Passing an initialization list to a macro

Question

Why doesn't the commented out line in the following program compile?

#include <iostream>
#include <vector>
using namespace std;

#define F1(a) 1

int F2(vector<int>) { return 2; }

int main() {
    vector<int> v;
    v = vector<int>{1,2,3};

    cout << F1( v ) << endl;
    //The following line doesn't compile. The error is:
    //error: macro "F" passed 3 arguments, but takes just 1
    //cout << F1( vector<int>{1,2,3} ) << endl; // <- error!
    cout << F1( vector<int>({1,2,3}) ) << endl;
    cout << F1( (vector<int>{1,2,3}) ) << endl;

    cout << F2( v ) << endl;
    //The following line compiles fine
    cout << F2( vector<int>{1,2,3} ) << endl;
    cout << F2( vector<int>({1,2,3}) ) << endl;
    cout << F2( (vector<int>{1,2,3}) ) << endl;

    return 0;
}

Answer 1

The preprocessor does not know about {} initialisation. It sees the comma and thinks that's the start of a new macro argument. And then the next one. Only brackets () are things that it knows about.

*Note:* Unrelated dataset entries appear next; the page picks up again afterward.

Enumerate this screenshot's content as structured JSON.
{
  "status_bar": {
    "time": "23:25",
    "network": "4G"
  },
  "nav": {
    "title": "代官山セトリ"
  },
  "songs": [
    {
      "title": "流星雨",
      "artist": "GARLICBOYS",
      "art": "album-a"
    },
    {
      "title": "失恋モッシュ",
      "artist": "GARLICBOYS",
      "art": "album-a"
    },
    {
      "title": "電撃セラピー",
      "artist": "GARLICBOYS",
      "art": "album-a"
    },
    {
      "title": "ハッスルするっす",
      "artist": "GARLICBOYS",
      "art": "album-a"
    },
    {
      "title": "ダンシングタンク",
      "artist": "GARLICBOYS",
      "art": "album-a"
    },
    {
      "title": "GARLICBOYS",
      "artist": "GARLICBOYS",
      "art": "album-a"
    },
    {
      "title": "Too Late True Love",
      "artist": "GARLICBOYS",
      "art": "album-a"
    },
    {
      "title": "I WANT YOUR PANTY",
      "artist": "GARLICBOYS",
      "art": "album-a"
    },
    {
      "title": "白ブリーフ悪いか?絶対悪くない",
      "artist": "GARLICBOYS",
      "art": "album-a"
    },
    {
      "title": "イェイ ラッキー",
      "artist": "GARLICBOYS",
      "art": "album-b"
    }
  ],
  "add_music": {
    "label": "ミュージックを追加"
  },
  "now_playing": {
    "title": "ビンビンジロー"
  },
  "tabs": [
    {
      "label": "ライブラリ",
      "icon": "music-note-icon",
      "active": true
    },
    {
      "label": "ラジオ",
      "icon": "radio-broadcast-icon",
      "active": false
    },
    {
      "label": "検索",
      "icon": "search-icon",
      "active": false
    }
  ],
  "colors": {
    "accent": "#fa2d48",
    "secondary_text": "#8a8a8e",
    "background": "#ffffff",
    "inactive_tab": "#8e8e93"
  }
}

[C++11: 16.3/11]: The sequence of preprocessing tokens bounded by the outside-most matching parentheses forms the list of arguments for the function-like macro. The individual arguments within the list are separated by comma preprocessing tokens, but comma preprocessing tokens between matching inner parentheses do not separate arguments. [..]

Answer 2

A macro is not a function. It interprets your input vector<int>{1,2,3} as 3 inputs, which are vector<int>{1,2 and 3}. You can change this by making it an expression (vector<int>{1,2,3}) (as you already did).

Everything in parantheses is an expression and vector<int>(...) is a (*special member-)function so the preprocessor sees it as one expression.

Answer 3

Another workaround is to transform your macro into a variadic macro

#define F1(...) 1

Or, in a more general case:

#define M(a) a

into

#define M(...) __VA_ARGS__